A Seattle, dans les années 1990, un assassin rôde et tue des hommes blancs au hasard avant de les scalper et de déposer deux plumes de hibou sur leur cadavre. C'est alors la terreur dans la métropole et toute la communauté indienne est désignée à la vindicte générale, ce qui n'est pas sans relancer le spectre du racisme.
Dans un tel contexte, Sherman ALEXIE met en scène une galerie de personnages représentatifs de la société américaine contemporaine dans son rapport à la question indienne. Ce sont les indiens eux-mêmes bien sûr, lesquels errent généralement dans le bas de l'échelle sociale et s'autodétruisent à l'alcool. Ce sont les « amis » des indiens ensuite, ceux qui s'identifient à eux en revendiquant éventuellement une ascendance, mais qui ne sont acceptés par aucune des deux parties. Ce sont les blancs enfin, lesquels méprisent toute différence et sont les premiers à se battre face à la moindre adversité supposée.
Plus qu'un roman noir, Indian Killer se veut donc un roman sociologique pointant du doigt une société minée par la discrimination. Ce faisant son auteur s'interroge sur la condition humaine, l'identité des uns et la haine que la précédente peut générer dans l'esprit des autres. Sur la base d'une prose aussi poétique que violente, ALEXIE crée ainsi une oeuvre hybride dont la première des qualités est celle du réalisme social.

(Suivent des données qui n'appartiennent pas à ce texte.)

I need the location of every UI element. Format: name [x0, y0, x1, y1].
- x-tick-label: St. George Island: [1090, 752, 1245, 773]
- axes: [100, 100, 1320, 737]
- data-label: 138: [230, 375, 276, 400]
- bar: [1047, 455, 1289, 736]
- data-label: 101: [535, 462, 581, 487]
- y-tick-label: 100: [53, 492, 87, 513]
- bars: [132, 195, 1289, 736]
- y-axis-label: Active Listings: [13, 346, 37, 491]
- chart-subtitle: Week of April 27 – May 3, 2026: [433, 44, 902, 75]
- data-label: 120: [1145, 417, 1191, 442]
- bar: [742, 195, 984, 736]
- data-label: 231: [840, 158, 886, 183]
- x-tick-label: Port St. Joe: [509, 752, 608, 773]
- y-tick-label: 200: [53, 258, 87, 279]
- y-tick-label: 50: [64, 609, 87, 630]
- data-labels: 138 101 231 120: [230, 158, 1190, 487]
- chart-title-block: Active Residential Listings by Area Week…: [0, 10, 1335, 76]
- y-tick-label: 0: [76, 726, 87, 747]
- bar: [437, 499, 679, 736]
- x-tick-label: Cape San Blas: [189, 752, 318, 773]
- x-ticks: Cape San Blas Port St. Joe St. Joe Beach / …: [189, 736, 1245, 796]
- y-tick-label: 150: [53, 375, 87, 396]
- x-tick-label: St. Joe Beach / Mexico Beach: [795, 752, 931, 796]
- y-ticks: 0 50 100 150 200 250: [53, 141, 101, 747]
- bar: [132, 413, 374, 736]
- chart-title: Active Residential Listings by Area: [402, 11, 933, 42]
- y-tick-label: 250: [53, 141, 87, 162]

Le roman est à ce titre une grande réussite, d'autant que Sheman ALEXIE, bien que lui-même d'origine amérindienne, évite l'écueil du manichéisme en montrant aussi bien les excès de la communauté blanche que ceux de la communauté indienne. Il a en outre le bon goût de mêler habilement réalité sociale et cosmogonie, ce qui ajoute encore à l'intérêt de son oeuvre.